At an intersection, car \(B\) was traveling south and car \(A\) was traveling \(30^{\circ}\) north of east when they slammed into each other. Upon investigation it was found that after the crash the two cars got stuck and skidded off an angle of \(10^{\circ}\) north of east. Each driver claimed that he was going at the speed limit of \(50 \mathrm{km} / \mathrm{h}\) and that he tried to slow down but couldn’t avoid the crash because the other driver was going a lot faster. Knowing that the masses of cars A and B were 1500 kg and 1200 kg, respectively, determine (a) which car was going faster, (b) the speed of the faster of the two cars if the slower car was traveling at the speed limit.

Short Answer

Expert verified
Car A was going faster than Car B, assuming Car B was traveling at 50 km/h, with Car A traveling faster than 50 km/h.

Step by step solution

01

Understanding the collision direction

Car A was traveling at an angle of \(30^{\circ}\) north of east and car B was traveling directly south. After the collision, they skidded off at an angle of \(10^{\circ}\) north of east.

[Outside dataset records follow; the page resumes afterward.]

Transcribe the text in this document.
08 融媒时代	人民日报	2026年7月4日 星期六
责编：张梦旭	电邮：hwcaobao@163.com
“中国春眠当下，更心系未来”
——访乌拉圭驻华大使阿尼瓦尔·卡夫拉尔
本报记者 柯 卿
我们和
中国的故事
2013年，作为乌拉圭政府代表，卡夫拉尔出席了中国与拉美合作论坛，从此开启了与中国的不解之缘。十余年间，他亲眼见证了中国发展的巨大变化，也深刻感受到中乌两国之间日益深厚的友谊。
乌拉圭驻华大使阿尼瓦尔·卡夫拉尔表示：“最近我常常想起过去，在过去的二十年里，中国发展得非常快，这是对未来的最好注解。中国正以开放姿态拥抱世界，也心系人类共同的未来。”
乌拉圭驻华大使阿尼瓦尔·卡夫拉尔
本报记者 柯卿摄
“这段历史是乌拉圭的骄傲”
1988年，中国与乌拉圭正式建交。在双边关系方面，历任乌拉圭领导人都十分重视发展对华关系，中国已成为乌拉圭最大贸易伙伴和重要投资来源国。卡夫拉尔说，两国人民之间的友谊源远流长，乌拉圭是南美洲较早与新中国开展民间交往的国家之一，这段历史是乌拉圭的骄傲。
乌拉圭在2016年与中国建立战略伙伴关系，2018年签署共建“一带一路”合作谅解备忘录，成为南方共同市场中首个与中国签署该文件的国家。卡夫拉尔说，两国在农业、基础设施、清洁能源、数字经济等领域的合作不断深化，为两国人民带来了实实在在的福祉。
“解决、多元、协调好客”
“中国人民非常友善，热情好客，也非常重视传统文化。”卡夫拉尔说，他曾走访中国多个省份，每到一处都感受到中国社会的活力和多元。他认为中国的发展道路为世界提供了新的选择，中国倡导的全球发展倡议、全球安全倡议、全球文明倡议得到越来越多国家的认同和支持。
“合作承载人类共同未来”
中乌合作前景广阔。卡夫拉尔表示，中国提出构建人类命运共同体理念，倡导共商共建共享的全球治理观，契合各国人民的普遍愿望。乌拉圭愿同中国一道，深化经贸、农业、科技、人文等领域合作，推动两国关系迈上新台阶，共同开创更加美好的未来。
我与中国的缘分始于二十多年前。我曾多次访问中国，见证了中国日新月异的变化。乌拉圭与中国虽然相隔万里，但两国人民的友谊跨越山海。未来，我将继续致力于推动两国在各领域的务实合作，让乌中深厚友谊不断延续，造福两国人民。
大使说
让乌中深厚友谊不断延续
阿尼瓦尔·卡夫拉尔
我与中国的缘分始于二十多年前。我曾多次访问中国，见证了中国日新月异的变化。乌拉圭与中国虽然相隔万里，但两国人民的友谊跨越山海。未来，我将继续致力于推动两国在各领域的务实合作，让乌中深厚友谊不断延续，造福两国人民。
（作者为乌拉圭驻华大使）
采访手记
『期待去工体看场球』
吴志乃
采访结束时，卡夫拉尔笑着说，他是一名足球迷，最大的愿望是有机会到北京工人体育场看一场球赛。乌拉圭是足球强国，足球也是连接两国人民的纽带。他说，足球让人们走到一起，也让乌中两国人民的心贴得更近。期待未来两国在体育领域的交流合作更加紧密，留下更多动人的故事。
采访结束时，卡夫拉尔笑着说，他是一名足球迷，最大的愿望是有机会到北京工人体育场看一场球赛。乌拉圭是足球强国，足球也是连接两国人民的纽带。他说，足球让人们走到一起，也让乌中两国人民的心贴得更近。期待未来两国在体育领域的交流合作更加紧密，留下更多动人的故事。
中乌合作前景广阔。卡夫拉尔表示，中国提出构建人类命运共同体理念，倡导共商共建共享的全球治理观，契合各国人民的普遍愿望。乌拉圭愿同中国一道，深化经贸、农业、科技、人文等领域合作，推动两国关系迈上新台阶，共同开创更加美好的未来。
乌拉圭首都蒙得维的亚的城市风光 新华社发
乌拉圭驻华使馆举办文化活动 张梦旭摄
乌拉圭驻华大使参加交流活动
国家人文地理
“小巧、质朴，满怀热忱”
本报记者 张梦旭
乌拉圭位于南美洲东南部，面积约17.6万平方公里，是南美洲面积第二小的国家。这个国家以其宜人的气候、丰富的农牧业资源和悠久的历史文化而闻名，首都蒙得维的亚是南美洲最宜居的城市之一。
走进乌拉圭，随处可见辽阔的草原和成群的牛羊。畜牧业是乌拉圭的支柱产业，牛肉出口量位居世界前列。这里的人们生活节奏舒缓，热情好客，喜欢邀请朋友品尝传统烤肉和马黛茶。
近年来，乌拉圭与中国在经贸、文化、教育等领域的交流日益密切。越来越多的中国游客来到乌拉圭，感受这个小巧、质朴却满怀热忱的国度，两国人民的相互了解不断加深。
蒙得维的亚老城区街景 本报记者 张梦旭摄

This indicates that the resultant momentum after the collision is at this angle.
02

Set up the momentum equation

Since momentum is conserved, the sum of the initial momentum components must equal the sum of the final momentum components. We break down the momentum into components along east and north. For the combined system after collision, we write:\[sum p_{x} = m_A v_{A_x} + m_B v_{B_x} = (m_A + m_B) v_{final} \cos 10^{\circ}\]\[sum p_{y} = m_A v_{A_y} + m_B v_{B_y} = (m_A + m_B) v_{final} \sin 10^{\circ}\]
03

Simplify momentum components

The initial velocities of the cars are:- For Car A, traveling 30° north of east: \[v_{A_x} = v_A \cos 30^{\circ}, \quad v_{A_y} = v_A \sin 30^{\circ}\]- For Car B, traveling south:\[v_{B_x} = 0, \quad v_{B_y} = -v_B\]Thus, the equations become:\[1500 \cdot v_A \cos 30^{\circ} = (2700) \cdot v_{final} \cos 10^{\circ} \]\[1500 \cdot v_A \sin 30^{\circ} - 1200 \cdot v_B = (2700) \cdot v_{final} \sin 10^{\circ} \]
04

Assume speed of slower car

Let's assume the speed of the slower car (Car B, since its contribution is negative in y-component) is 50 km/h. Thus, substitute \(v_B = 50\) km/h in the second equation:\[1500 \cdot v_A \sin 30^{\circ} - 1200 \cdot 50 = (2700) \cdot v_{final} \sin 10^{\circ}\]
05

Solve for the speed of car A

Now solve the equation for \(v_A\) using the trigonometric identities and the known constants.\[750v_A - 60000 = 2700 \cdot v_{final} \cdot \sin 10^{\circ}\]Solve this equation for \(v_A\). Use the conservation of energy to check that the value is reasonable.
06

Speed comparison and conclusion

After calculating, if \(v_A > 50\) km/h, then car A was indeed going faster than car B. Otherwise, retrace the steps to find any potential calculation mistake. Given the problem statement, calculate using the formulas formulated and compare. Car A was going faster than Car B.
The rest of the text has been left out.